Paprika de Satoshi Kon

Publié le par helel ben sahar

Paprika sent l’exaltation des œuvres de fin d’études. Sérieuse parce que dernière pierre de l’édifice, et décomplexée des considérations analytiques précédentes. Un film euphorique qui semble allier liesse générale et discours conclusif rigoureux. Paprika gagne ainsi un sentiment de liberté ludique que l’on ne retrouvait pas dans les précédentes œuvres du cinéaste. Quand les idées pétillantes se bousculent et rejaillissent sur l’écran, à l’image de la parade monstrueuse. Cette profusion florissante définit la fin de l’aventure d’un cycle commencé avec Perfect blue, continué avec Millennium actress et que l’on pensait terminé avec la géniale série Paranoïa agent. Cette dernière, chef d’œuvre sans commune mesure démontrait tout le talent de Satoshi Kon. Un objet inédit, structuré par une idée directrice traversant les épisodes et prenant possession de nombreux personnages. Une série sans réelle figure récurrente, mais une multitude de protagonistes comme autant de variations d’un concept et d’une réflexion sur la pénétration de l’imaginaire dans le réel.

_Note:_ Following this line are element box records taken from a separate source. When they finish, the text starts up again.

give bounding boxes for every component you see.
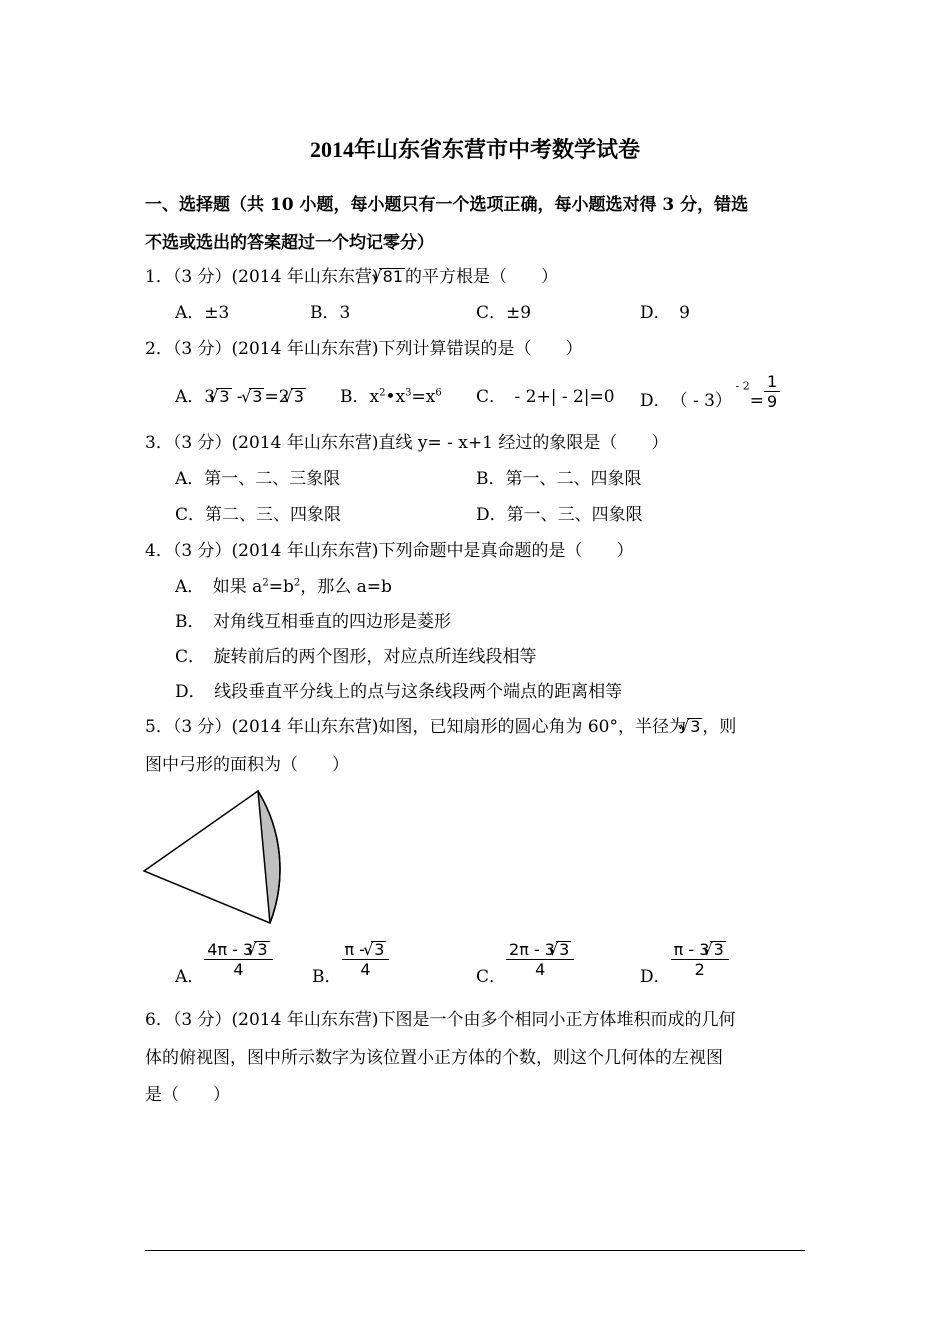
question-3-stem: 3．（3 分）(2014 年山东东营)直线 y= - x+1 经过的象限是（ ） (145, 433, 669, 453)
q1-option-c: C．±9 (476, 303, 532, 323)
question-5-line2: 图中弓形的面积为（ ） (145, 755, 349, 775)
q3-option-d: D．第一、三、四象限 (476, 505, 643, 525)
q4-option-b: B． 对角线互相垂直的四边形是菱形 (175, 612, 451, 632)
q3-option-c: C．第二、三、四象限 (175, 505, 342, 525)
footer-rule (145, 1250, 805, 1251)
q1-option-d: D． 9 (640, 303, 690, 323)
q3-option-b: B．第一、二、四象限 (476, 469, 642, 489)
question-5-stem: 5．（3 分）(2014 年山东东营)如图，已知扇形的圆心角为 60°，半径为√ 3 ，则 (145, 712, 736, 737)
q5-option-a: A． $\frac{4\pi - 3√ 3}{4}$ (175, 940, 273, 979)
section-heading-line2: 不选或选出的答案超过一个均记零分） (145, 233, 434, 253)
q1-option-b: B．3 (310, 303, 351, 323)
question-6-line2: 体的俯视图，图中所示数字为该位置小正方体的个数，则这个几何体的左视图 (145, 1048, 723, 1068)
q4-option-c: C． 旋转前后的两个图形，对应点所连线段相等 (175, 647, 537, 667)
q2-option-b: B．$x^2•x^3=x^6$ (340, 387, 442, 407)
q2-option-d: D． （ - 3） $^{- 2}$= $\frac{1}{9}$ (640, 372, 780, 411)
q2-option-c: C． - 2+| - 2|=0 (476, 387, 615, 407)
q5-option-b: B． $\frac{\pi - √ 3}{4}$ (312, 940, 389, 979)
fraction-1-9: $\frac{1}{9}$ (764, 372, 780, 411)
question-2-stem: 2．（3 分）(2014 年山东东营)下列计算错误的是（ ） (145, 339, 583, 359)
question-1-stem: 1．（3 分）(2014 年山东东营)√ 81 的平方根是（ ） (145, 262, 558, 287)
q2-option-a: A．3√ 3 - √ 3 =2√ 3 (175, 382, 306, 407)
q1-option-a: A．±3 (175, 303, 230, 323)
q4-option-d: D． 线段垂直平分线上的点与这条线段两个端点的距离相等 (175, 682, 623, 702)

Paprika prend son origine dans la création d’un appareil permettant de pénétrer les rêves d’autrui. Lorsque la machine est volée, les songes semblent pénétrer le réel et provoquer des dérèglements comportementaux et autres hallucinations. Un thème récurrent que Kon développe maintenant depuis ses débuts, et qui s’offrent au passage une nouvelle analyse du pouvoir évocateur du cinéma comme sentiment lié au rêve. La toile blanche est la frontière qui sépare notre monde de celui du rêve. Une ligne fine, sur laquelle, on projette sous une autre forme, des images issues de notre esprit. Quand celle-ci rompt, c’est tout un autre univers qui surgit. Car l’intrusion de l’imaginaire est violente, elle brusque la réalité. Kon joue sur ce principe d’un spectateur agressé par cette intervention onirique, cette profusion de couleurs, de mouvements, de formes et d’un volume sonore imposant. L’immersion est totale et l’on se retrouve nous aussi piégé dans ce kaléidoscope d’images où la perception du réel et du songe se confond.

Certains seront rebutés par la forme que choisit Kon. Derrière une narration classique, l’auteur brouille les pistes en peignant son univers sans point de repère. Au fur et à mesure que le film avance, on se perd de savoir du rêve ou de la réalité, l’action appartient. Cette confusion génère une approche du film différente, à l’image d’un Lynch employant des techniques similaires. Il ne faut pas résister et se laisser entraîner par des images prospères, par une déconstruction du réel. La liberté ainsi acquise permet à Kon de créer un contexte dans lequel vont se débattre des personnages en quête de sens. « Paprika » est également une héroïne, un avatar idéalisé qui répare les esprits. Elle va au fond des gens par l’intermédiaire du rêve pour comprendre et réparer les problèmes. Et le film de basculer d’une personne à un inconscient collectif. Une approche déjà expérimentée dans les derniers épisodes de Paranoïa Agent de façon magistrale.

Kon s’impose désormais aux côtés de Oshii et Miyazaki comme un grand nom du cinéma d’animation. Son œuvre, bâtie en trois films et une série de treize épisodes, constitue un objet d’analyse foisonnant, permettant un nombre considérable de lectures et sous lectures. La richesse de ses films ne sacrifient jamais l’histoire ou les personnages, ne sombrent à aucun moment dans le démonstratif, mais parvient à invoquer un équilibre que peu d’artistes peuvent se vanter d’avoir atteint. Paprika représente, aux dires de l’auteur, la fin d’une obsession pour le réel contaminé par l’imaginaire. On pensait la fin paroxystique de Paranoïa agent venir à bout de cette réflexion, c’était sans compter la charge onirique paradant dans une ambiance euphorique de Paprika.